M. le président. Par amendement n° 191, MM. Badinter, Dreyfus-Schmidt et les membres du groupe socialiste et apparentés proposent de rédiger comme suit le texte présenté par l'article 2 pour l'article 231-82 du code de procédure pénale :
« Art. 231-82. - Le ministère public prend, au nom de la loi, toutes les réquisitions qu'il juge utiles : le tribunal d'assises est tenu de lui en donner acte et d'en délibérer.
« Les réquisitions du ministère public prises dans le cours des débats sont mentionnées par le greffier sur son procès-verbal. Toutes les décisions auxquelles elles ont donné lieu sont signées par le président et le greffier. »

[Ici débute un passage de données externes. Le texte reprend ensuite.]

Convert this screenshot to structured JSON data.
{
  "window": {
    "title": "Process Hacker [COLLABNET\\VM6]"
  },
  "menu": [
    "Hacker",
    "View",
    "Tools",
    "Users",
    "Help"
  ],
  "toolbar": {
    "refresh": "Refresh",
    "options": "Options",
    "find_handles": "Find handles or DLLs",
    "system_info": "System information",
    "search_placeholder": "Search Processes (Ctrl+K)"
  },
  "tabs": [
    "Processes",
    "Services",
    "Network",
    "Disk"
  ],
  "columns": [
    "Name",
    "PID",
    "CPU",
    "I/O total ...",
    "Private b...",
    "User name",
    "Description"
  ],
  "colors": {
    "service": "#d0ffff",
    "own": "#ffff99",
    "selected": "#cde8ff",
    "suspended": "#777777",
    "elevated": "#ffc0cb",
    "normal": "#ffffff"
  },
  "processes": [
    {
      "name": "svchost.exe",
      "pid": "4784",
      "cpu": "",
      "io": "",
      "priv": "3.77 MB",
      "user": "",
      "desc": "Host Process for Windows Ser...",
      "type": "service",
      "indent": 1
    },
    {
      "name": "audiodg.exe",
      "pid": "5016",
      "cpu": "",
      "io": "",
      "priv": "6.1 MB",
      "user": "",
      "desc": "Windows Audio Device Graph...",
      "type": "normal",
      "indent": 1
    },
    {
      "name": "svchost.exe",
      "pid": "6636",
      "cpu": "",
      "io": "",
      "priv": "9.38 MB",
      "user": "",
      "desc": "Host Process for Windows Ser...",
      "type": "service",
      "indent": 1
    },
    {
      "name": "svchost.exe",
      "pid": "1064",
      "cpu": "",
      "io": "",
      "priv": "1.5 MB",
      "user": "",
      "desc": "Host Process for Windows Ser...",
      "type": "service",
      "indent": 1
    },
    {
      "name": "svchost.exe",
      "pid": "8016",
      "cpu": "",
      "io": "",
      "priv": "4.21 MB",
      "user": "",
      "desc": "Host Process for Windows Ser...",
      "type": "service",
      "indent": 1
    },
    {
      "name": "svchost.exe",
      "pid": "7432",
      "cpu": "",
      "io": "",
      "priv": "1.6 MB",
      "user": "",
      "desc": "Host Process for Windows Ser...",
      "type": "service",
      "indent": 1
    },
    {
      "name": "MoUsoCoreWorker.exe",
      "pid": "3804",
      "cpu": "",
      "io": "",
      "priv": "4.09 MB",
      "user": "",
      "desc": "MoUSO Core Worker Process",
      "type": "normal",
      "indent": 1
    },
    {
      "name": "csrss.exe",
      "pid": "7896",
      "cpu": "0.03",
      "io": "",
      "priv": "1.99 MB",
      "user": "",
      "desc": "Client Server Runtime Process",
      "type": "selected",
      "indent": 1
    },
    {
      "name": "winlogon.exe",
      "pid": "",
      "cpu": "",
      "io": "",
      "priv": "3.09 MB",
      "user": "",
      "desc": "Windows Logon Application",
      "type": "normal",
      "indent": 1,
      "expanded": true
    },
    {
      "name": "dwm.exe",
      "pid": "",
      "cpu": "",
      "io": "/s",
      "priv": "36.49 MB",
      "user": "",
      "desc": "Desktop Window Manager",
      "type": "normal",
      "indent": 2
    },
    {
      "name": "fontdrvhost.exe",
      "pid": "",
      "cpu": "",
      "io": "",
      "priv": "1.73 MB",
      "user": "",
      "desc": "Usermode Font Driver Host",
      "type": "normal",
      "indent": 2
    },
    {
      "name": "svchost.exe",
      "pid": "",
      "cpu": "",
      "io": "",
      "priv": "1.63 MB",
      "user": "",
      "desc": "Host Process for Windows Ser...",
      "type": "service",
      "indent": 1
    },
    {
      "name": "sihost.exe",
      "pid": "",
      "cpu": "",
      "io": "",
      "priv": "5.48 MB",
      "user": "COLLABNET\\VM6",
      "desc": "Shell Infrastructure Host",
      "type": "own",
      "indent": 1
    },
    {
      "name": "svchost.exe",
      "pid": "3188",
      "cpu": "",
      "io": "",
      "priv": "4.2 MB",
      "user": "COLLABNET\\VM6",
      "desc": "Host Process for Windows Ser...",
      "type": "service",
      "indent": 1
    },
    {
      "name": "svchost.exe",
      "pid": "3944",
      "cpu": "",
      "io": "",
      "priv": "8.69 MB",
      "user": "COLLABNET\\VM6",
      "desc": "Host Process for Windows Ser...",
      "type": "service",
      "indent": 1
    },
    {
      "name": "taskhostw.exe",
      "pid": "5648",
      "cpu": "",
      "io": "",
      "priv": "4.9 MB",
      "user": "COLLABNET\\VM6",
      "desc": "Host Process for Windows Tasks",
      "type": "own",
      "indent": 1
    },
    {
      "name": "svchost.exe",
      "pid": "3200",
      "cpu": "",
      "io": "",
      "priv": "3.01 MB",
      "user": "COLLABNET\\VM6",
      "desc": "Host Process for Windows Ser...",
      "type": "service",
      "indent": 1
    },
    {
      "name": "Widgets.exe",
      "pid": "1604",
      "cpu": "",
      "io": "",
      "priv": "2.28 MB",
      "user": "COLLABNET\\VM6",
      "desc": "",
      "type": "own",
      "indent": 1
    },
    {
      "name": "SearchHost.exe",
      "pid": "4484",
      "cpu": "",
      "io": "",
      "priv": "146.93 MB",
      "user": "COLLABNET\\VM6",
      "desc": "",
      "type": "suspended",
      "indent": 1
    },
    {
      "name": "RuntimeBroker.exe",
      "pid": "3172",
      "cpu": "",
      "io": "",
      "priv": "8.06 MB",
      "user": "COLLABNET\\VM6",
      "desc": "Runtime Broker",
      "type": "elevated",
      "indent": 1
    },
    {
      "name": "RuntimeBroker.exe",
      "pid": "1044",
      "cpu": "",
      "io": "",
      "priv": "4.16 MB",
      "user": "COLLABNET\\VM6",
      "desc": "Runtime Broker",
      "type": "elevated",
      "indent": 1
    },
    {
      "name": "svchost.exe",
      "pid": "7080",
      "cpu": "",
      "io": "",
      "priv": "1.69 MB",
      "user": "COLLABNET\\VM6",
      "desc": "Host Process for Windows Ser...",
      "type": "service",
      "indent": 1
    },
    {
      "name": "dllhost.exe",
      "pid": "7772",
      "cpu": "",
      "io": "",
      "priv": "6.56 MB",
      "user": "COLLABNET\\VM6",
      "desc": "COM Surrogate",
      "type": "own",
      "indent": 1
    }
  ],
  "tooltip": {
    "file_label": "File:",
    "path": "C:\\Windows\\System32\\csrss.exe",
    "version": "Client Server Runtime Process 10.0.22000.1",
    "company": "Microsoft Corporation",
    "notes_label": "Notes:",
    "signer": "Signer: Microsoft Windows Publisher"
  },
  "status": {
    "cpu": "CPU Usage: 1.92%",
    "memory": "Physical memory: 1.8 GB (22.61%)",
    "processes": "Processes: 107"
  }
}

La parole est à M. Dreyfus-Schmidt.
M. Michel Dreyfus-Schmidt. Je disais tout à l'heure en plaisantant que nous étions conservateurs. M. Fauchon me rétorquait : « Vous l'êtes toujours ! » ; après quoi il rappelait qu'il n'est pas bon de changer un texte qui n'a suscité aucune critique et qui n'en suscite aucune ! (Sourires.) Nous serons d'accord, bien entendu, avec Montesquieu pour affirmer qu'il ne faut toucher aux lois que d'une main tremblante !
M. Pierre Fauchon. C'est Portalis !
M. Michel Dreyfus-Schmidt. Non ! C'est Montesquieu, dans les Lettres persanes. Je tiens à le rappeler !
M. Pierre Fauchon. Les Lettres persanes, c'est fripon ! (Sourires.)
M. Emmanuel Hamel. La statue vibre !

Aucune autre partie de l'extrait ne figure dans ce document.